Stephan has a strong partner in San Diego Police Chief David Nisleit, who hails from a law-enforcement family: his father was a cop, and his son is a cop, too. Nisleit worked his way up from patrol to specialized units, including robbery, gangs, and homicides; sex crimes; internal affairs; homeless outreach; and SWAT. Nisleit supports a diverse and qualified police force, but he does not call his officers corrupt or racist. Nisleit calls out gangs for inflicting violence rather than labeling them misunderstood youths. The San Diego police department maintains a homeless-outreach team to procure services for the homeless, but it does not permit them to harass citizens. In September, the city removed a homeless encampment; homelessness, though still a problem, is far less common here than in other major California cities.
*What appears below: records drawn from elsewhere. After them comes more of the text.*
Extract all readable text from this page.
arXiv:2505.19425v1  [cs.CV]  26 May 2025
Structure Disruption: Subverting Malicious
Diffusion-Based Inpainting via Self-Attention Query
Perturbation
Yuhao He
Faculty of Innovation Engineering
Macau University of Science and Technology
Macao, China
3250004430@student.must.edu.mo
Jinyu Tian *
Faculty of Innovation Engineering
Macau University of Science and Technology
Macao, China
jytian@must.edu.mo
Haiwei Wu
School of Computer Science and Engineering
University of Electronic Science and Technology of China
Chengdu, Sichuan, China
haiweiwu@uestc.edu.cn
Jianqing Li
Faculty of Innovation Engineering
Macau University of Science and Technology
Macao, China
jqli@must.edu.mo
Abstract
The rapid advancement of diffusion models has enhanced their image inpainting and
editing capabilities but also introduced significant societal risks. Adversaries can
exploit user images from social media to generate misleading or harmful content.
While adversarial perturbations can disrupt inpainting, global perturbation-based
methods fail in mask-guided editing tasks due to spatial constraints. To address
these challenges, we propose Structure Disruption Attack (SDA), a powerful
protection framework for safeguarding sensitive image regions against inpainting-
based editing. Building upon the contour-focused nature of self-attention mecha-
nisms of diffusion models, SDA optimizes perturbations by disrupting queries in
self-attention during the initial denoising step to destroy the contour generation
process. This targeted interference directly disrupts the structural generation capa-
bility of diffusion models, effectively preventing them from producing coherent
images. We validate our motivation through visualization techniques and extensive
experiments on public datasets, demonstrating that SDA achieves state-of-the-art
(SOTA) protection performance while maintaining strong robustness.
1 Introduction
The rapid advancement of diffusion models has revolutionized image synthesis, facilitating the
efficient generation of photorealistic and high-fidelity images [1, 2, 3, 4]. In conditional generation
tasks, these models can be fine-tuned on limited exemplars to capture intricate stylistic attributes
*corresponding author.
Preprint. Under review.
The final piece of the trio is the mayor. From 2014 through the end of 2020, Republican Kevin Faulconer held that office, compiling a fiscally conservative, socially moderate record. On law enforcement, he mostly stayed out of the way and allowed the district attorney and police chief—the experts in public safety—to do their jobs. San Diego recently elected a new mayor, Democrat Todd Gloria, a third-generation San Diegan who ran on a progressive platform but so far has left the police and prosecutors alone. It may be enough for a mayor not to interfere with law enforcement to keep a city safe, as long as a strong prosecutor and police chief are on the job.
San Diego is not perfect; it still deals with crime and homelessness, and it has not been immune from nationwide trends. But it stands out as a big city in the United States that has not given over to disorder. A sensible alignment between the chief prosecutor, the chief of police, and the mayor is often the right prescription for a safe community. New York in the 2000s was one such example. San Diego’s district attorney, police chief, and mayor should be lauded for keeping their citizens safe. And San Diego’s citizens should be congratulated for picking strong leaders who have kept their city a great place to live, work, and raise a family.